She was dark skinned with an unassuming face and short brown hair. She wore coral shorts with her legs holding on to a standing bike. She was sitting in between two other passengers.
I remember the air conditioning blasting on the subway that day, and New Yorkers were doing what they did best, minding their own business. I noticed this woman sniffling across from me, which I presumed was the the result of allergies or the cold.

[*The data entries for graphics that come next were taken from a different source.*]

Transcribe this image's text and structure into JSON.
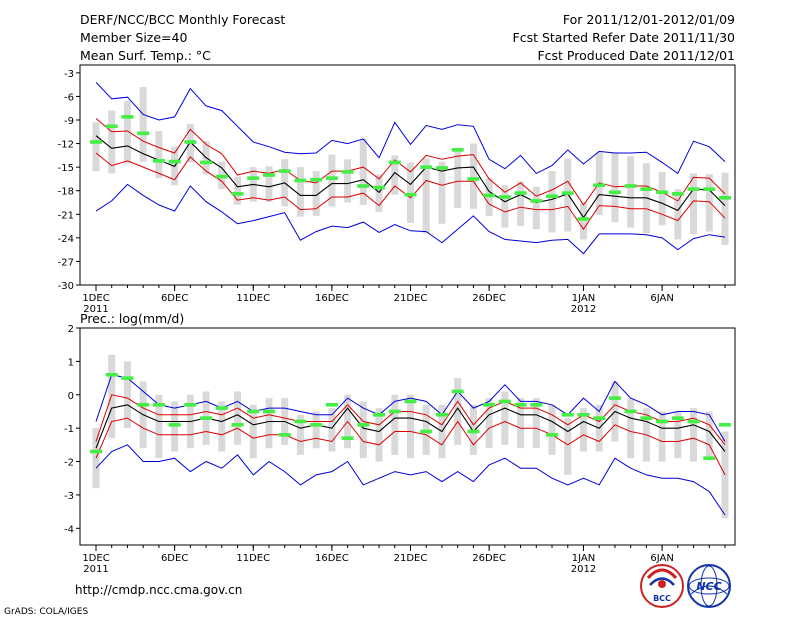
{
  "header": {
    "title": "DERF/NCC/BCC Monthly Forecast",
    "member_size": "Member Size=40",
    "variable": "Mean Surf. Temp.: °C",
    "period": "For 2011/12/01-2012/01/09",
    "fcst_started": "Fcst Started Refer Date 2011/11/30",
    "fcst_produced": "Fcst Produced Date 2011/12/01"
  },
  "footer": {
    "url": "http://cmdp.ncc.cma.gov.cn",
    "grads": "GrADS: COLA/IGES",
    "logo1_text": "BCC",
    "logo2_text": "NCC"
  },
  "colors": {
    "envelope": "#0000dd",
    "spread": "#dd0000",
    "mean": "#000000",
    "member_box": "#d9d9d9",
    "observed": "#44ee44"
  },
  "chart_data": [
    {
      "type": "line",
      "title": "Mean Surf. Temp.: °C",
      "xlabel": "",
      "ylabel": "",
      "ylim": [
        -30,
        -2
      ],
      "yticks": [
        -3,
        -6,
        -9,
        -12,
        -15,
        -18,
        -21,
        -24,
        -27,
        -30
      ],
      "yticklabels": [
        "-3",
        "-6",
        "-9",
        "-12",
        "-15",
        "-18",
        "-21",
        "-24",
        "-27",
        "-30"
      ],
      "x_days": 40,
      "xticks": [
        {
          "day": 1,
          "label": "1DEC",
          "sublabel": "2011"
        },
        {
          "day": 6,
          "label": "6DEC",
          "sublabel": ""
        },
        {
          "day": 11,
          "label": "11DEC",
          "sublabel": ""
        },
        {
          "day": 16,
          "label": "16DEC",
          "sublabel": ""
        },
        {
          "day": 21,
          "label": "21DEC",
          "sublabel": ""
        },
        {
          "day": 26,
          "label": "26DEC",
          "sublabel": ""
        },
        {
          "day": 32,
          "label": "1JAN",
          "sublabel": "2012"
        },
        {
          "day": 37,
          "label": "6JAN",
          "sublabel": ""
        }
      ],
      "series": [
        {
          "name": "max",
          "color": "#0000dd",
          "values": [
            -4.2,
            -6.3,
            -6.1,
            -8.3,
            -9.0,
            -8.6,
            -5.0,
            -7.2,
            -7.8,
            -9.8,
            -11.8,
            -12.4,
            -13.1,
            -13.3,
            -13.2,
            -11.6,
            -12.0,
            -11.4,
            -13.8,
            -9.3,
            -12.1,
            -9.7,
            -10.2,
            -9.6,
            -9.8,
            -14.0,
            -15.2,
            -13.5,
            -15.8,
            -14.8,
            -12.8,
            -14.6,
            -13.0,
            -13.2,
            -13.2,
            -13.1,
            -14.4,
            -15.8,
            -11.7,
            -12.4,
            -14.3
          ]
        },
        {
          "name": "upper",
          "color": "#dd0000",
          "values": [
            -8.8,
            -10.5,
            -10.4,
            -11.7,
            -12.5,
            -13.2,
            -10.2,
            -12.1,
            -13.3,
            -16.0,
            -15.5,
            -15.8,
            -15.3,
            -16.7,
            -17.0,
            -15.5,
            -15.5,
            -15.0,
            -16.5,
            -14.1,
            -15.6,
            -13.5,
            -14.0,
            -13.6,
            -13.4,
            -16.5,
            -18.2,
            -17.0,
            -18.7,
            -17.9,
            -16.8,
            -19.8,
            -17.0,
            -17.5,
            -17.4,
            -17.4,
            -18.2,
            -19.3,
            -16.3,
            -16.4,
            -18.4
          ]
        },
        {
          "name": "mean",
          "color": "#000000",
          "values": [
            -11.0,
            -12.6,
            -12.3,
            -13.3,
            -14.1,
            -14.9,
            -11.8,
            -13.8,
            -15.1,
            -17.5,
            -17.2,
            -17.5,
            -17.0,
            -18.6,
            -18.6,
            -17.1,
            -17.1,
            -16.6,
            -18.2,
            -15.7,
            -17.2,
            -15.0,
            -15.5,
            -15.1,
            -15.0,
            -18.1,
            -19.4,
            -18.5,
            -19.5,
            -19.1,
            -18.4,
            -21.4,
            -18.5,
            -18.7,
            -18.9,
            -18.9,
            -19.6,
            -20.5,
            -17.8,
            -17.9,
            -19.9
          ]
        },
        {
          "name": "lower",
          "color": "#dd0000",
          "values": [
            -13.2,
            -14.8,
            -14.2,
            -15.0,
            -15.8,
            -16.6,
            -13.7,
            -15.5,
            -16.8,
            -19.2,
            -18.9,
            -19.2,
            -18.8,
            -20.4,
            -20.3,
            -18.8,
            -18.8,
            -18.3,
            -19.9,
            -17.4,
            -18.9,
            -16.7,
            -17.3,
            -16.8,
            -16.8,
            -19.7,
            -20.7,
            -20.1,
            -20.4,
            -20.4,
            -20.0,
            -22.9,
            -19.9,
            -20.0,
            -20.3,
            -20.3,
            -21.0,
            -21.8,
            -19.3,
            -19.4,
            -21.5
          ]
        },
        {
          "name": "min",
          "color": "#0000dd",
          "values": [
            -20.6,
            -19.3,
            -17.2,
            -18.6,
            -19.8,
            -20.6,
            -17.4,
            -19.4,
            -20.7,
            -22.2,
            -21.8,
            -21.3,
            -20.8,
            -24.3,
            -23.2,
            -22.5,
            -22.7,
            -22.0,
            -23.3,
            -22.3,
            -23.1,
            -23.2,
            -24.6,
            -22.9,
            -21.2,
            -23.2,
            -24.2,
            -24.4,
            -24.6,
            -24.3,
            -24.2,
            -26.0,
            -23.5,
            -23.5,
            -23.5,
            -23.6,
            -24.0,
            -25.5,
            -24.1,
            -23.6,
            -23.9
          ]
        }
      ],
      "boxes": [
        [
          -15.5,
          -9.3
        ],
        [
          -15.8,
          -7.8
        ],
        [
          -14.5,
          -6.6
        ],
        [
          -14.3,
          -4.8
        ],
        [
          -16.4,
          -10.4
        ],
        [
          -17.3,
          -12.4
        ],
        [
          -14.4,
          -9.5
        ],
        [
          -15.9,
          -11.7
        ],
        [
          -17.8,
          -14.3
        ],
        [
          -19.8,
          -16.2
        ],
        [
          -19.4,
          -15.0
        ],
        [
          -19.4,
          -14.9
        ],
        [
          -20.0,
          -14.0
        ],
        [
          -21.3,
          -15.0
        ],
        [
          -21.2,
          -15.5
        ],
        [
          -20.0,
          -13.4
        ],
        [
          -19.5,
          -14.0
        ],
        [
          -19.8,
          -11.4
        ],
        [
          -20.7,
          -15.9
        ],
        [
          -18.5,
          -13.5
        ],
        [
          -22.1,
          -14.4
        ],
        [
          -23.4,
          -13.9
        ],
        [
          -22.2,
          -14.3
        ],
        [
          -20.2,
          -12.8
        ],
        [
          -20.3,
          -12.0
        ],
        [
          -21.2,
          -16.4
        ],
        [
          -22.7,
          -17.3
        ],
        [
          -22.5,
          -16.8
        ],
        [
          -22.9,
          -17.5
        ],
        [
          -23.3,
          -15.5
        ],
        [
          -23.2,
          -13.9
        ],
        [
          -24.2,
          -19.5
        ],
        [
          -21.1,
          -13.1
        ],
        [
          -22.0,
          -13.1
        ],
        [
          -22.7,
          -13.6
        ],
        [
          -23.4,
          -14.5
        ],
        [
          -22.4,
          -15.6
        ],
        [
          -24.2,
          -17.8
        ],
        [
          -23.5,
          -15.8
        ],
        [
          -23.2,
          -15.9
        ],
        [
          -24.9,
          -15.7
        ]
      ],
      "observed": [
        -11.8,
        -9.8,
        -8.6,
        -10.7,
        -14.2,
        -14.3,
        -11.8,
        -14.4,
        -16.2,
        -18.4,
        -16.4,
        -16.0,
        -15.5,
        -16.7,
        -16.6,
        -16.4,
        -15.6,
        -17.4,
        -17.6,
        -14.4,
        -18.5,
        -15.0,
        -15.1,
        -12.8,
        -16.5,
        -18.6,
        -18.8,
        -18.3,
        -19.3,
        -18.7,
        -18.3,
        -21.6,
        -17.3,
        -18.2,
        -17.4,
        -17.8,
        -18.2,
        -18.4,
        -17.8,
        -17.8,
        -18.9
      ]
    },
    {
      "type": "line",
      "title": "Prec.: log(mm/d)",
      "xlabel": "",
      "ylabel": "",
      "ylim": [
        -4.5,
        2
      ],
      "yticks": [
        2,
        1,
        0,
        -1,
        -2,
        -3,
        -4
      ],
      "yticklabels": [
        "2",
        "1",
        "0",
        "-1",
        "-2",
        "-3",
        "-4"
      ],
      "x_days": 40,
      "xticks": [
        {
          "day": 1,
          "label": "1DEC",
          "sublabel": "2011"
        },
        {
          "day": 6,
          "label": "6DEC",
          "sublabel": ""
        },
        {
          "day": 11,
          "label": "11DEC",
          "sublabel": ""
        },
        {
          "day": 16,
          "label": "16DEC",
          "sublabel": ""
        },
        {
          "day": 21,
          "label": "21DEC",
          "sublabel": ""
        },
        {
          "day": 26,
          "label": "26DEC",
          "sublabel": ""
        },
        {
          "day": 32,
          "label": "1JAN",
          "sublabel": "2012"
        },
        {
          "day": 37,
          "label": "6JAN",
          "sublabel": ""
        }
      ],
      "series": [
        {
          "name": "max",
          "color": "#0000dd",
          "values": [
            -0.8,
            0.6,
            0.5,
            0.1,
            -0.3,
            -0.4,
            -0.3,
            -0.2,
            -0.4,
            -0.2,
            -0.5,
            -0.4,
            -0.4,
            -0.5,
            -0.6,
            -0.6,
            -0.1,
            -0.4,
            -0.6,
            -0.2,
            -0.1,
            -0.2,
            -0.6,
            0.1,
            -0.4,
            -0.2,
            0.3,
            -0.2,
            -0.2,
            -0.3,
            -0.6,
            -0.1,
            -0.5,
            0.4,
            -0.1,
            -0.3,
            -0.6,
            -0.5,
            -0.5,
            -0.6,
            -1.4
          ]
        },
        {
          "name": "upper",
          "color": "#dd0000",
          "values": [
            -1.4,
            0.0,
            -0.1,
            -0.4,
            -0.6,
            -0.6,
            -0.6,
            -0.5,
            -0.6,
            -0.4,
            -0.7,
            -0.6,
            -0.7,
            -0.8,
            -0.8,
            -0.8,
            -0.3,
            -0.8,
            -0.9,
            -0.5,
            -0.5,
            -0.6,
            -0.9,
            -0.2,
            -0.9,
            -0.4,
            -0.2,
            -0.4,
            -0.4,
            -0.6,
            -0.9,
            -0.6,
            -0.8,
            -0.3,
            -0.5,
            -0.6,
            -0.8,
            -0.8,
            -0.7,
            -0.9,
            -1.5
          ]
        },
        {
          "name": "mean",
          "color": "#000000",
          "values": [
            -1.6,
            -0.4,
            -0.3,
            -0.6,
            -0.8,
            -0.8,
            -0.8,
            -0.7,
            -0.8,
            -0.6,
            -0.9,
            -0.8,
            -0.8,
            -1.0,
            -0.9,
            -1.0,
            -0.4,
            -1.0,
            -1.1,
            -0.7,
            -0.7,
            -0.8,
            -1.1,
            -0.4,
            -1.1,
            -0.6,
            -0.4,
            -0.6,
            -0.6,
            -0.8,
            -1.1,
            -0.8,
            -1.0,
            -0.5,
            -0.7,
            -0.8,
            -1.0,
            -1.0,
            -0.9,
            -1.1,
            -1.7
          ]
        },
        {
          "name": "lower",
          "color": "#dd0000",
          "values": [
            -1.9,
            -0.8,
            -0.7,
            -1.0,
            -1.2,
            -1.2,
            -1.2,
            -1.1,
            -1.2,
            -1.0,
            -1.3,
            -1.2,
            -1.2,
            -1.4,
            -1.3,
            -1.4,
            -0.8,
            -1.4,
            -1.5,
            -1.1,
            -1.1,
            -1.2,
            -1.5,
            -0.8,
            -1.5,
            -1.0,
            -0.8,
            -1.0,
            -1.0,
            -1.2,
            -1.5,
            -1.2,
            -1.4,
            -0.9,
            -1.1,
            -1.2,
            -1.4,
            -1.4,
            -1.3,
            -1.5,
            -2.4
          ]
        },
        {
          "name": "min",
          "color": "#0000dd",
          "values": [
            -2.2,
            -1.7,
            -1.5,
            -2.0,
            -2.0,
            -1.9,
            -2.3,
            -2.0,
            -2.2,
            -1.8,
            -2.4,
            -2.0,
            -2.3,
            -2.7,
            -2.4,
            -2.3,
            -2.0,
            -2.7,
            -2.5,
            -2.3,
            -2.4,
            -2.3,
            -2.6,
            -2.3,
            -2.6,
            -2.1,
            -1.9,
            -2.2,
            -2.2,
            -2.5,
            -2.7,
            -2.5,
            -2.7,
            -1.9,
            -2.2,
            -2.4,
            -2.5,
            -2.5,
            -2.6,
            -2.9,
            -3.6
          ]
        }
      ],
      "boxes": [
        [
          -2.8,
          -1.0
        ],
        [
          -1.3,
          1.2
        ],
        [
          -1.0,
          1.0
        ],
        [
          -1.6,
          0.4
        ],
        [
          -1.9,
          0.0
        ],
        [
          -1.7,
          -0.2
        ],
        [
          -1.6,
          0.0
        ],
        [
          -1.5,
          0.1
        ],
        [
          -1.7,
          -0.2
        ],
        [
          -1.5,
          0.1
        ],
        [
          -1.9,
          -0.3
        ],
        [
          -1.6,
          -0.1
        ],
        [
          -1.5,
          -0.1
        ],
        [
          -1.8,
          -0.6
        ],
        [
          -1.6,
          -0.5
        ],
        [
          -1.7,
          -0.4
        ],
        [
          -1.6,
          0.0
        ],
        [
          -1.9,
          -0.2
        ],
        [
          -2.0,
          -0.4
        ],
        [
          -1.8,
          0.0
        ],
        [
          -1.9,
          0.0
        ],
        [
          -1.8,
          -0.3
        ],
        [
          -1.9,
          -0.3
        ],
        [
          -1.5,
          0.5
        ],
        [
          -1.8,
          -0.3
        ],
        [
          -1.6,
          -0.1
        ],
        [
          -1.5,
          0.1
        ],
        [
          -1.6,
          -0.1
        ],
        [
          -1.6,
          -0.1
        ],
        [
          -1.8,
          -0.3
        ],
        [
          -2.4,
          -0.7
        ],
        [
          -1.7,
          -0.4
        ],
        [
          -1.7,
          -0.3
        ],
        [
          -1.4,
          0.4
        ],
        [
          -1.9,
          -0.1
        ],
        [
          -2.0,
          -0.4
        ],
        [
          -2.0,
          -0.5
        ],
        [
          -1.9,
          -0.5
        ],
        [
          -2.0,
          -0.4
        ],
        [
          -1.9,
          -0.5
        ],
        [
          -3.7,
          -1.1
        ]
      ],
      "observed": [
        -1.7,
        0.6,
        0.5,
        -0.3,
        -0.3,
        -0.9,
        -0.3,
        -0.7,
        -0.4,
        -0.9,
        -0.5,
        -0.5,
        -1.2,
        -0.8,
        -0.9,
        -0.3,
        -1.3,
        -0.9,
        -0.6,
        -0.5,
        -0.2,
        -1.1,
        -0.6,
        0.1,
        -1.1,
        -0.3,
        -0.2,
        -0.3,
        -0.3,
        -1.2,
        -0.6,
        -0.6,
        -0.7,
        -0.1,
        -0.5,
        -0.7,
        -0.8,
        -0.7,
        -0.8,
        -1.9,
        -0.9
      ]
    }
  ]
}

Then I noticed her watery eyes and I kept watching out of curiosity. She held her gaze steadily in front of her, fixed on one spot, concentrated. You could just tell she was trying so hard not to cry. But it was useless, because tears started falling down her face. She wiped them up quickly, looked around, and hoped no one saw her. But it was too late. I had noticed, and everyone else sitting around her noticed. Soon enough, her eyes welled up again, and this time she just gave up. She let herself cry. She couldn’t fight it anymore.

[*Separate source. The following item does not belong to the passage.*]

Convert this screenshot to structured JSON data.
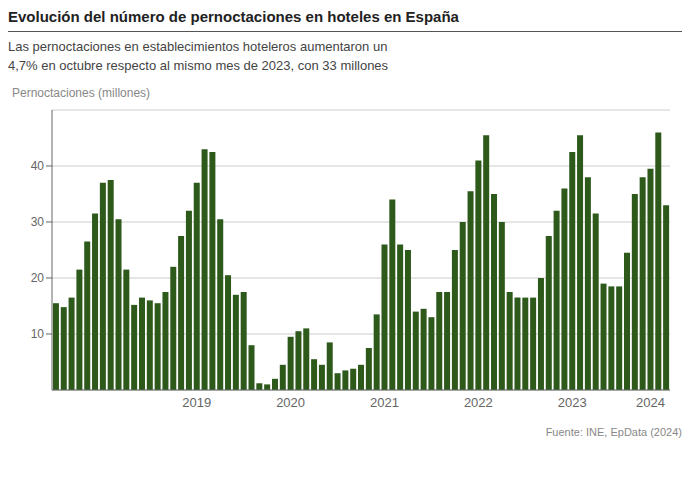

No one knew what to do. She was crying with so much pain, it seemed like the best thing to do was to just let her cry. She must’ve been holding them back for a while. We all felt her pain and we all recognized ourselves in her at that moment.
I wondered what this woman was going through. What causes someone to breakdown in the middle of a subway ride? Maybe she just lost someone really important? A family member, a lover, or a dear friend? I will never know, but I truly admired her strength and courage to be so vulnerable in front of a cart full of strangers.
Right before I left, I saw a man get up and handed her tissues. He didn’t say anything but just smiled, and she looked up, smiled, and accepted the tissues.
She was the bravest woman I’ve ever seen on the New York subway.